Nat Turner and Harriet Tubman, to whom West compared himself, may remain two of the most famous examples of resistance among the enslaved, but they are part of a massive story that covers the whole history of slavery. For example, the shackles in which the enslaved made the Middle Passage journey are proof that physical restraints were seen as needed, she says, and when the Civil War began thousands of enslaved people ran to the Union Army. In fact, how to deal with the growing number of runaway slaves was one of the key political battles that led to the Civil War.
“Southern states wanted to enforce federal fugitive slave laws, and northern states resisted it,” she explains. “Northern states even passed personal liberty laws to protect some of these slaves who were coming into the North. When their masters took them to free territory and free states, slaves sued their masters for their freedom. They used the law, even when they did not have the right to vote.” Most famously, Dred Scott tried and failed to sue his master’s family for freedom on the basis that they had once lived in free territory.

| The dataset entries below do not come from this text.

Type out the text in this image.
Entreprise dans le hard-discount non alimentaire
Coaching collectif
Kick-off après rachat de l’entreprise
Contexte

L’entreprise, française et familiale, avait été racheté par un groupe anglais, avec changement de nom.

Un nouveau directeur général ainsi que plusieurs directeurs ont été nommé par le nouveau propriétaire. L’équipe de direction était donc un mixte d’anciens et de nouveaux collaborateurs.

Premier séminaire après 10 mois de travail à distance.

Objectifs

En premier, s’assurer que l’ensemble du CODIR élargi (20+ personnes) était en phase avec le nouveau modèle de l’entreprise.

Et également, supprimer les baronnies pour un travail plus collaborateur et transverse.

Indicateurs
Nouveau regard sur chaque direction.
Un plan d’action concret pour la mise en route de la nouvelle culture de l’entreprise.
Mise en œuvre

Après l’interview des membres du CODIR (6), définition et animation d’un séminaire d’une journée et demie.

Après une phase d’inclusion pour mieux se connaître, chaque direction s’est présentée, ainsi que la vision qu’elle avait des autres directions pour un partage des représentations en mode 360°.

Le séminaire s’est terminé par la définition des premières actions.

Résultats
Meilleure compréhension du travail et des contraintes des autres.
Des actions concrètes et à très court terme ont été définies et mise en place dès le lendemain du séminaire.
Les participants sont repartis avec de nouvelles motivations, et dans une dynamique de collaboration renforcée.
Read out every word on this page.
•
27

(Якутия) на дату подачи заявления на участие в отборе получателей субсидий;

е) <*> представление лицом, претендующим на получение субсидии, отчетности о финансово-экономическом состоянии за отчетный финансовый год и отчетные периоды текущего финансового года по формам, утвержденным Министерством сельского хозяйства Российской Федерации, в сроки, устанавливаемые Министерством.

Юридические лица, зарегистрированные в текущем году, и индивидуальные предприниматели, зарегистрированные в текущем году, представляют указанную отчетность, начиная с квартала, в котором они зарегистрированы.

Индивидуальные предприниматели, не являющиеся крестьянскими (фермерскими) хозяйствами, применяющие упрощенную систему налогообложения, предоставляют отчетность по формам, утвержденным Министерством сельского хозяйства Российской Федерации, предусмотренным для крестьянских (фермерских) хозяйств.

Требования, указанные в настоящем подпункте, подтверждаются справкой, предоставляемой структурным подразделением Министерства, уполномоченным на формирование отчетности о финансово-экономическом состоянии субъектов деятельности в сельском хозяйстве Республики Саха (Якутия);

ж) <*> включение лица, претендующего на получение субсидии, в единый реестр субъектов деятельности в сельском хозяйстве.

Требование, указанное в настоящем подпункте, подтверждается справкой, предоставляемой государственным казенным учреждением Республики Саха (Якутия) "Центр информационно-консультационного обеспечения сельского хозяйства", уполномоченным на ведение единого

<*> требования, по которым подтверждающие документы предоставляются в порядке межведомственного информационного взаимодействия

A look at what slaves wrote and sang during that period also shows that they were the opposite of “mentally enslaved.”
“[Kanye West] should read slave spirituals and black folk tales from the period of slavery that speak about the longing of enslaved people for freedom,” she says. “His music stems from those slave spirituals. He ought to know that. He ought to know that even when blacks were enslaved, their minds were not enslaved.”

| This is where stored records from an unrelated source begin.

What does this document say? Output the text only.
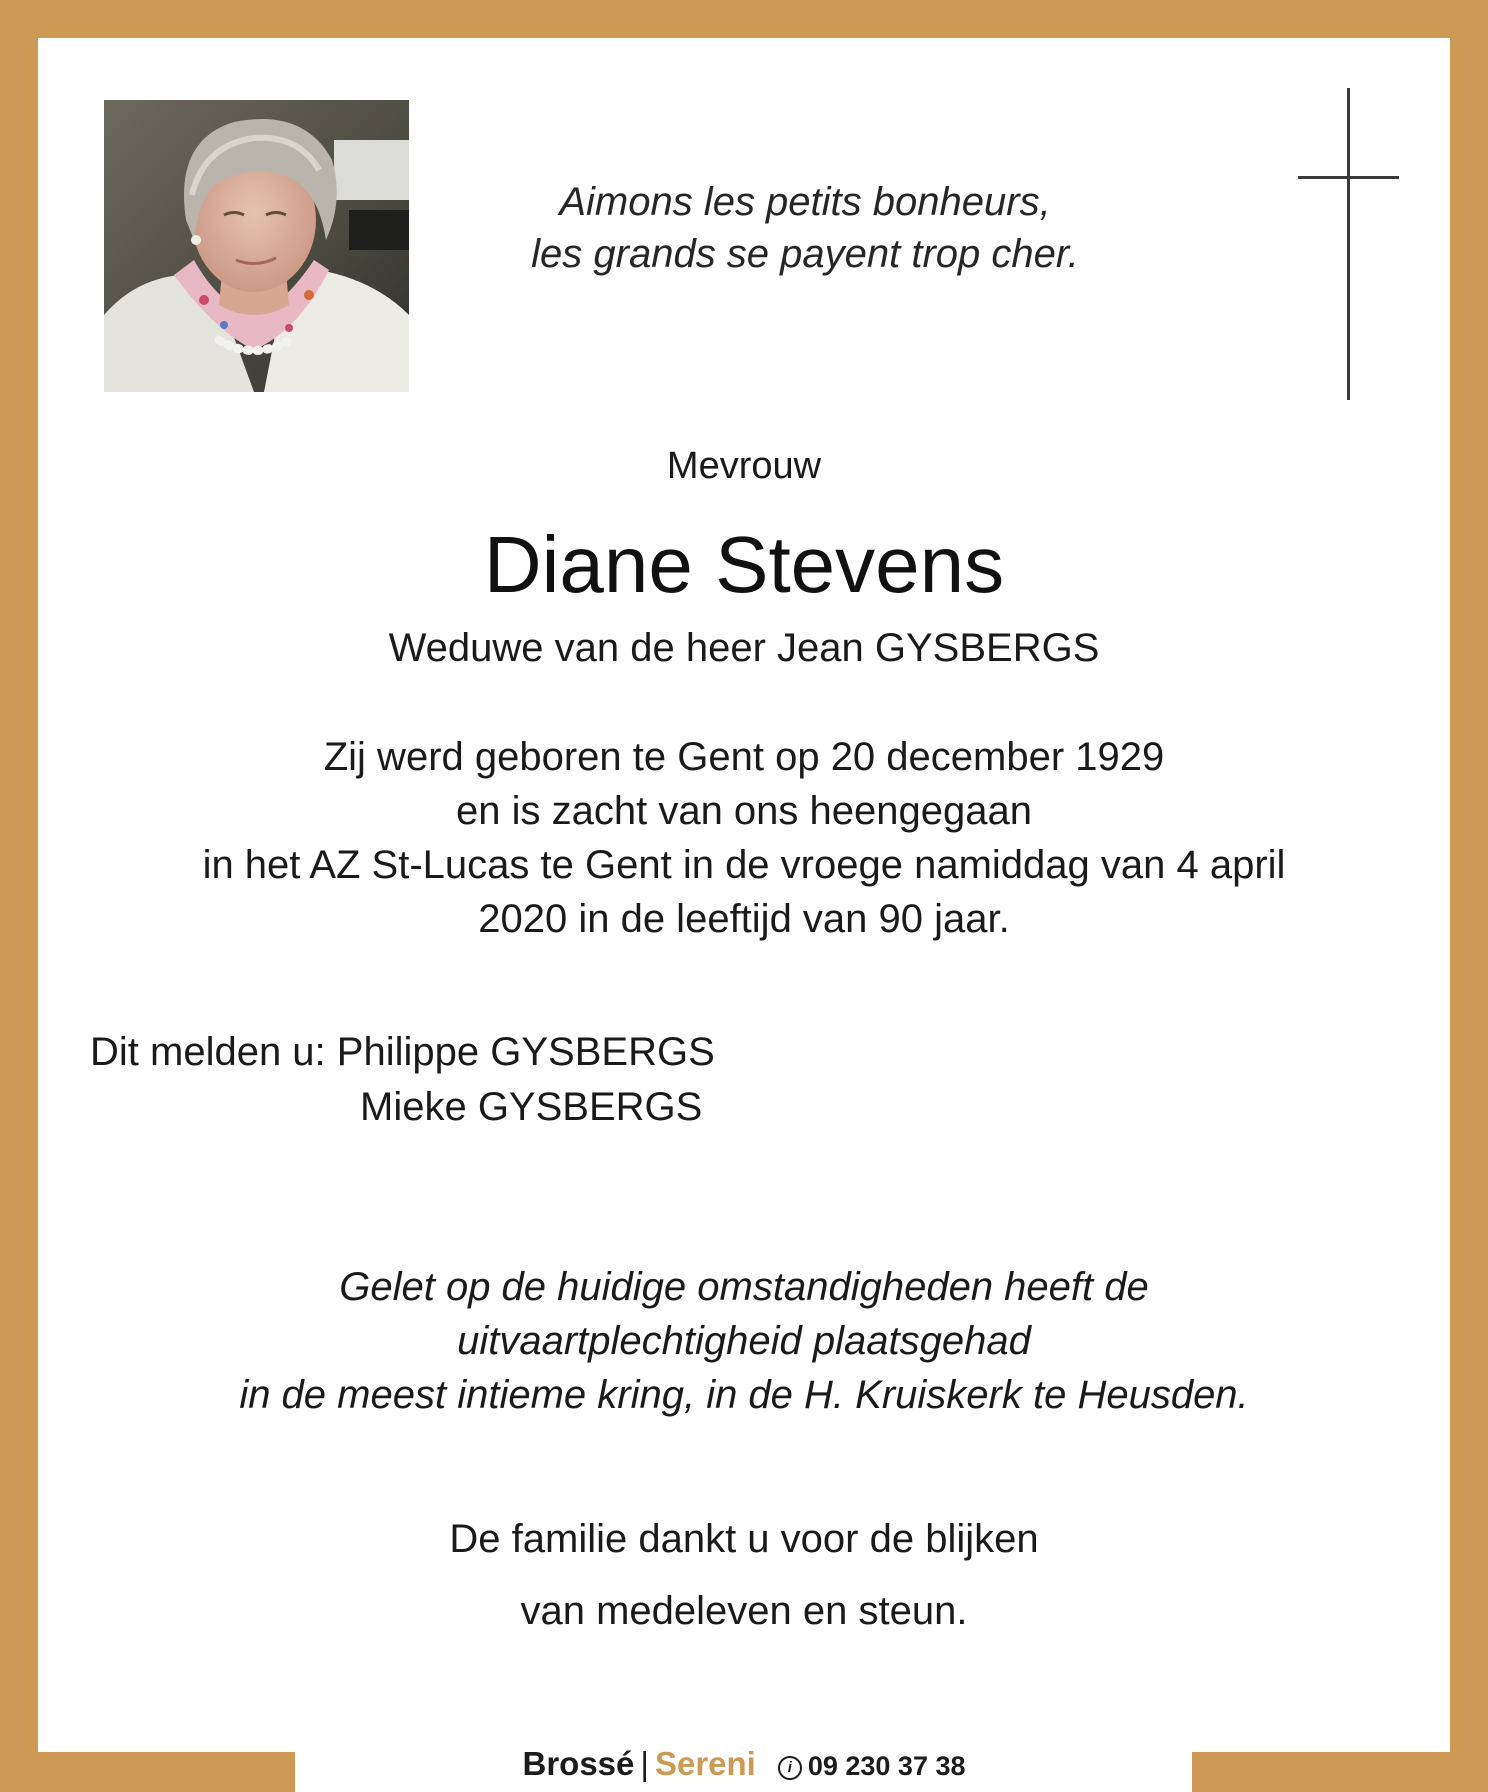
Aimons les petits bonheurs,
les grands se payent trop cher.
Mevrouw
Diane Stevens
Weduwe van de heer Jean GYSBERGS
Zij werd geboren te Gent op 20 december 1929
en is zacht van ons heengegaan
in het AZ St-Lucas te Gent in de vroege namiddag van 4 april
2020 in de leeftijd van 90 jaar.
Dit melden u: Philippe GYSBERGS
Mieke GYSBERGS
Gelet op de huidige omstandigheden heeft de
uitvaartplechtigheid plaatsgehad
in de meest intieme kring, in de H. Kruiskerk te Heusden.
De familie dankt u voor de blijken
van medeleven en steun.
Brossé | Sereni i 09 230 37 38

But, though many did flee, more were not able to. The record shows that the most common runaways were young men without wives or children, but slavery affected the whole family and it was difficult to run with young children in tow. In addition, those in the Deep South had a longer trek than those who lived around the border of free and slave territories. So, those who couldn’t escape engaged in other forms of resistance on a regular basis, such as work stoppages, slow-downs, secret meetings or feeding runaways, as Vanessa M. Holden, an assistant professor of history at the University of Kentucky, has explained to TIME previously.

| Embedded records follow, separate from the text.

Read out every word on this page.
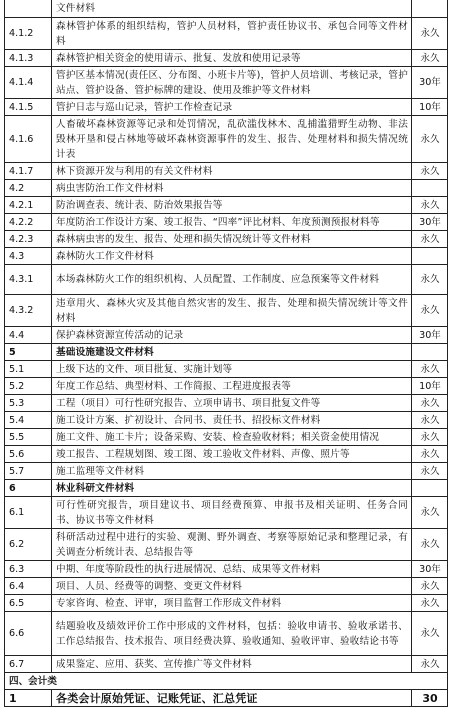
	文件材料	
4.1.2	森林管护体系的组织结构，管护人员材料，管护责任协议书、承包合同等文件材料	永久
4.1.3	森林管护相关资金的使用请示、批复、发放和使用记录等	永久
4.1.4	管护区基本情况(责任区、分布图、小班卡片等)，管护人员培训、考核记录，管护站点、管护设备、管护标牌的建设、使用及维护等文件材料	30年
4.1.5	管护日志与巡山记录，管护工作检查记录	10年
4.1.6	人畜破坏森林资源等记录和处罚情况，乱砍滥伐林木、乱捕滥猎野生动物、非法毁林开垦和侵占林地等破坏森林资源事件的发生、报告、处理材料和损失情况统计表	永久
4.1.7	林下资源开发与利用的有关文件材料	永久
4.2	病虫害防治工作文件材料	
4.2.1	防治调查表、统计表、防治效果报告等	永久
4.2.2	年度防治工作设计方案、竣工报告、“四率”评比材料、年度预测预报材料等	30年
4.2.3	森林病虫害的发生、报告、处理和损失情况统计等文件材料	永久
4.3	森林防火工作文件材料	
4.3.1	本场森林防火工作的组织机构、人员配置、工作制度、应急预案等文件材料	永久
4.3.2	违章用火、森林火灾及其他自然灾害的发生、报告、处理和损失情况统计等文件材料	永久
4.4	保护森林资源宣传活动的记录	30年
5	基础设施建设文件材料	
5.1	上级下达的文件、项目批复、实施计划等	永久
5.2	年度工作总结、典型材料、工作简报、工程进度报表等	10年
5.3	工程（项目）可行性研究报告、立项申请书、项目批复文件等	永久
5.4	施工设计方案、扩初设计、合同书、责任书、招投标文件材料	永久
5.5	施工文件、施工卡片；设备采购、安装、检查验收材料；相关资金使用情况	永久
5.6	竣工报告、工程规划图、竣工图、竣工验收文件材料、声像、照片等	永久
5.7	施工监理等文件材料	永久
6	林业科研文件材料	
6.1	可行性研究报告，项目建议书、项目经费预算、申报书及相关证明、任务合同书、协议书等文件材料	永久
6.2	科研活动过程中进行的实验、观测、野外调查、考察等原始记录和整理记录，有关调查分析统计表、总结报告等	永久
6.3	中期、年度等阶段性的执行进展情况、总结、成果等文件材料	30年
6.4	项目、人员、经费等的调整、变更文件材料	永久
6.5	专家咨询、检查、评审，项目监督工作形成文件材料	永久
6.6	结题验收及绩效评价工作中形成的文件材料，包括：验收申请书、验收承诺书、工作总结报告、技术报告、项目经费决算、验收通知、验收评审、验收结论书等	永久
6.7	成果鉴定、应用、获奖、宣传推广等文件材料	永久
四、会计类		
1	各类会计原始凭证、记账凭证、汇总凭证	30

And, Sinha adds, it’s important to remember that despite the existence of areas where the enslaved outnumbered slave owners, the demographics of the United States were not the same as a place like Haiti, which remains the rare example of a successful slave revolt. African-Americans were an unarmed minority facing an armed majority.
“In the American South, the extraordinary achievement of African-Americans has been surviving slavery and being able to resist it and developing alternative sources of self-worth,” Sinha says. “I think Kanye should learn that history and be humbled by it.”
But his words also raise a question about what it means to remember the past. In West’s recent interview with Charlamagne Tha God, he posed the question, “Why you gotta keep reminding us about slavery?” and suggested that a figure like Michael Jordan would be a better fit for a new $20 bill than Harriet Tubman. Sinha says that there’s a point to be made about changing the way slavery is used to influence modern discussions—but that she thinks there’s a better way to do it.
“To get rid of things that remind us of slavery,” she argues, “we should get rid of all of the Confederate monuments and statues of men and women who fought for slavery.”